Tuesday, February 17, 2015

Walter Roberts: U.S. Public Diplomacy in Yugoslavia -- "We Had Quite a Program There"

In 1960, Walter was offered the choice of a promotion to the European area director job at USIA -- or the position of Counselor for Public Affairs at the U.S. Embassy in Belgrade, Yugoslavia.  The latter was one of the most responsible U.S. public diplomacy jobs in the field because of Yugoslavia's unique position as a non-aligned Communist state, and Walter opted to go overseas.  It was not an easy decision, Walter acknowledged (the USIA area director position was viewed as a prestigious one), but he was later grateful he had chosen Belgrade.  As he chronicled in various articles over the years, Walter's tour there turned out to be a rich experience that led to a continuing relationship with Yugoslavia and its successor states long after he retired from the Foreign Service.

Perhaps [the] best [way to] describe the situation in Yugoslavia is by a story that I told a USIA director when he asked me:  “How is it to work in Belgrade?”  And my answer was, at the time,  if you travel from Sofia to Rome, Belgrade looks like Rome.  But if you travel from Rome to Sofia, Belgrade looks like Sofia. 
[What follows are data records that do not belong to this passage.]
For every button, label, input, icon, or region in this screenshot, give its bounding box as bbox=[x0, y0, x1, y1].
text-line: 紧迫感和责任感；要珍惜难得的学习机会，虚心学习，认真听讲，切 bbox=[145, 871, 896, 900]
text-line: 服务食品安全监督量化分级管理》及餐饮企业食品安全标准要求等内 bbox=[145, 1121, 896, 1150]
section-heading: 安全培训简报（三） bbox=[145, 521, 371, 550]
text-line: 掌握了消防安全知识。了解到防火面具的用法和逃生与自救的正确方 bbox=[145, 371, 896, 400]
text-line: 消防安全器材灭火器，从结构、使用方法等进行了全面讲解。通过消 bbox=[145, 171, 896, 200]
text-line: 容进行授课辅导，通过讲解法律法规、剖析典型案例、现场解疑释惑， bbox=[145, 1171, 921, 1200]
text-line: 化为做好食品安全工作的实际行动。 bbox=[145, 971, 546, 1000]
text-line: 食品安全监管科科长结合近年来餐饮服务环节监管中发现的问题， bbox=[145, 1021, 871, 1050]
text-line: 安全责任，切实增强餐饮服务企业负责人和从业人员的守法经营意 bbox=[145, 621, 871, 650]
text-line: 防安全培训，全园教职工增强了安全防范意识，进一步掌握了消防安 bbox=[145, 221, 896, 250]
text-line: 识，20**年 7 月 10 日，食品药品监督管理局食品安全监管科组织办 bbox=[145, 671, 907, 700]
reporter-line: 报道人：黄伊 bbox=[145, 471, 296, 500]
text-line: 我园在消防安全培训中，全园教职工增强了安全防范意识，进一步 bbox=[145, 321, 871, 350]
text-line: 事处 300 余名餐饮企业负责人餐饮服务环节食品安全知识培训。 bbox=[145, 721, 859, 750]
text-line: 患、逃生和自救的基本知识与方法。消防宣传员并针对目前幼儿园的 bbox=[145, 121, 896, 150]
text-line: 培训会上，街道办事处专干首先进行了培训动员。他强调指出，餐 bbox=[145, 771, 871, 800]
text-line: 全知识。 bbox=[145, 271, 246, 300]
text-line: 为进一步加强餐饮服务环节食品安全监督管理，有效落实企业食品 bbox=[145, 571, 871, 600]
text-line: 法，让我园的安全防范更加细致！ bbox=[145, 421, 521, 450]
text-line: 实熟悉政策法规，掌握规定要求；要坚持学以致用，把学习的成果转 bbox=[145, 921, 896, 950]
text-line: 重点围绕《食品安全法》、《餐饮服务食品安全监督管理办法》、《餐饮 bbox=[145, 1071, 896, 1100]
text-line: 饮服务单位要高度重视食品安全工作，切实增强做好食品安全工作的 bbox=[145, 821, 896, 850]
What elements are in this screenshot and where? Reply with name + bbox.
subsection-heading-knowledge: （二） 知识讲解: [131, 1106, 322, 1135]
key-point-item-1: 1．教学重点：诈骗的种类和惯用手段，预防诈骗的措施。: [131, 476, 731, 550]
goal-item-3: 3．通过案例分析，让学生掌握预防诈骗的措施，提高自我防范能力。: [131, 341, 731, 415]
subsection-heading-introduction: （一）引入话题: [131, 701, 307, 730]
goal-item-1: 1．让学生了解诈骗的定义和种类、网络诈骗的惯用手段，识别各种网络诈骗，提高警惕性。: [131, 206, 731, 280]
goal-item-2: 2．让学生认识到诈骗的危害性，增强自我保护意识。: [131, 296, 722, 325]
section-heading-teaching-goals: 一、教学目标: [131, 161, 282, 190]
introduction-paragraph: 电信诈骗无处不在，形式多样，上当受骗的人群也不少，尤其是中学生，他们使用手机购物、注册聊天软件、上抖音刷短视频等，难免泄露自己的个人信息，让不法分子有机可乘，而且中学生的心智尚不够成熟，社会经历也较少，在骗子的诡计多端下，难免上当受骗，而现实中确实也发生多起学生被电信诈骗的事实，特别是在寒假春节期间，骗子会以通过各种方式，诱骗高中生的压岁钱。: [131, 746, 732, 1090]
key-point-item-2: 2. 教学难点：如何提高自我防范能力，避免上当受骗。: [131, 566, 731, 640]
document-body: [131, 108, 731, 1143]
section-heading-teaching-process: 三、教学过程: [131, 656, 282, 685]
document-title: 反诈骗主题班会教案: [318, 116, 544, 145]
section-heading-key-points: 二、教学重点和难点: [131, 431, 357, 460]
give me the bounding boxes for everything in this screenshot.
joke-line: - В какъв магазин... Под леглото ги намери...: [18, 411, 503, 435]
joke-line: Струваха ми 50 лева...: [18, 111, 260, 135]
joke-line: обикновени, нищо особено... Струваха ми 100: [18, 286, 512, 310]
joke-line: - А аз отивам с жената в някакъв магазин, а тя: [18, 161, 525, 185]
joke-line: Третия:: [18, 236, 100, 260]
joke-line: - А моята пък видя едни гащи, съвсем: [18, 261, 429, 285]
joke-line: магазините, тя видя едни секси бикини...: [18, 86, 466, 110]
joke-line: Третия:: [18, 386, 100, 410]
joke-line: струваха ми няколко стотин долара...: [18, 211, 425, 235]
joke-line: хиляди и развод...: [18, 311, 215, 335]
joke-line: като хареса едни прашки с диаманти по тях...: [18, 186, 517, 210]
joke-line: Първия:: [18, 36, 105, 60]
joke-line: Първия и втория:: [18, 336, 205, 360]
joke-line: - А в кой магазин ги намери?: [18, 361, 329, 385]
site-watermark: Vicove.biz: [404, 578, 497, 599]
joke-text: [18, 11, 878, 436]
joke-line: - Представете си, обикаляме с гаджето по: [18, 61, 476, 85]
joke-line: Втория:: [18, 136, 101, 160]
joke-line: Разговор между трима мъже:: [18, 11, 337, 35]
What I meant is, that in contradistinction to all the USIA programs behind the Iron Curtain, including of course Moscow, we had a large program in Yugoslavia.  At the time I came, I had the distinct feeling that while of course I worked in a Communist country, that in many respects our USIS program in Yugoslavia was more like a USIS program in Austria than in Budapest. 
Belgrade in the 1960s

But I spoke too fast.  Within six or eight months of my arrival in Belgrade, the Yugoslavia government issued a press law.  If you read that press law from A to Z, it meant the end of USIS.  It did not mean the end of the British Council, because as you know the British Council is a non-governmental organization.  They had to register and were there as a Yugoslav incorporated organization.  USIS could never have done that. 

I personally was convinced that my days were numbered.  I had arrived in the summer of 1960, this was in the spring of 1961.   I said this was not the way we could operate, because the press law denied diplomatic status to any foreign information program, or cultural program.  In other words, it denied diplomatic status to the relationship with the Yugoslav people.  It was the view of the Yugoslav government, which adopted this law,  that a diplomat had to deal with the Foreign Office.  Not even with the Minister of Culture.  Not even with the Minister of Information.  You had to go to the Foreign Office, and if the Foreign Office allowed you to speak to the Minister of Information, then you could talk to him.  And of course, we bitterly protested, but in vain.  They told us, “confidentially,” that this was done to rein in the Soviets.  I personally had no doubt they told the Soviets that they did it in order to rein in the Americans. 


Former USIS American Center, Ljubljana
Because we had quite a program there.  We had ten or twelve American officers, we had about one hundred Foreign Service nationals, we published a magazine, we had information centers in Ljubljana, Zagreb, Novi Sad and Sarajevo, to the best of my recollection, and of course in Belgrade.  And a very eager audience.   Literally thousands of people came every day and picked up the news bulletins.  I never quite understood why the Yugoslavs allowed us to do that.  But they did until the press law was published.  We then started negotiations about how to make our program livable.  And in the course of it,  we used certain gimmicks, like putting an American resident in Belgrade in charge of our library.  And as the weeks and the months went by, the Yugoslavs became less interested in enforcing it.  So within a year or so, we were back to where we were before.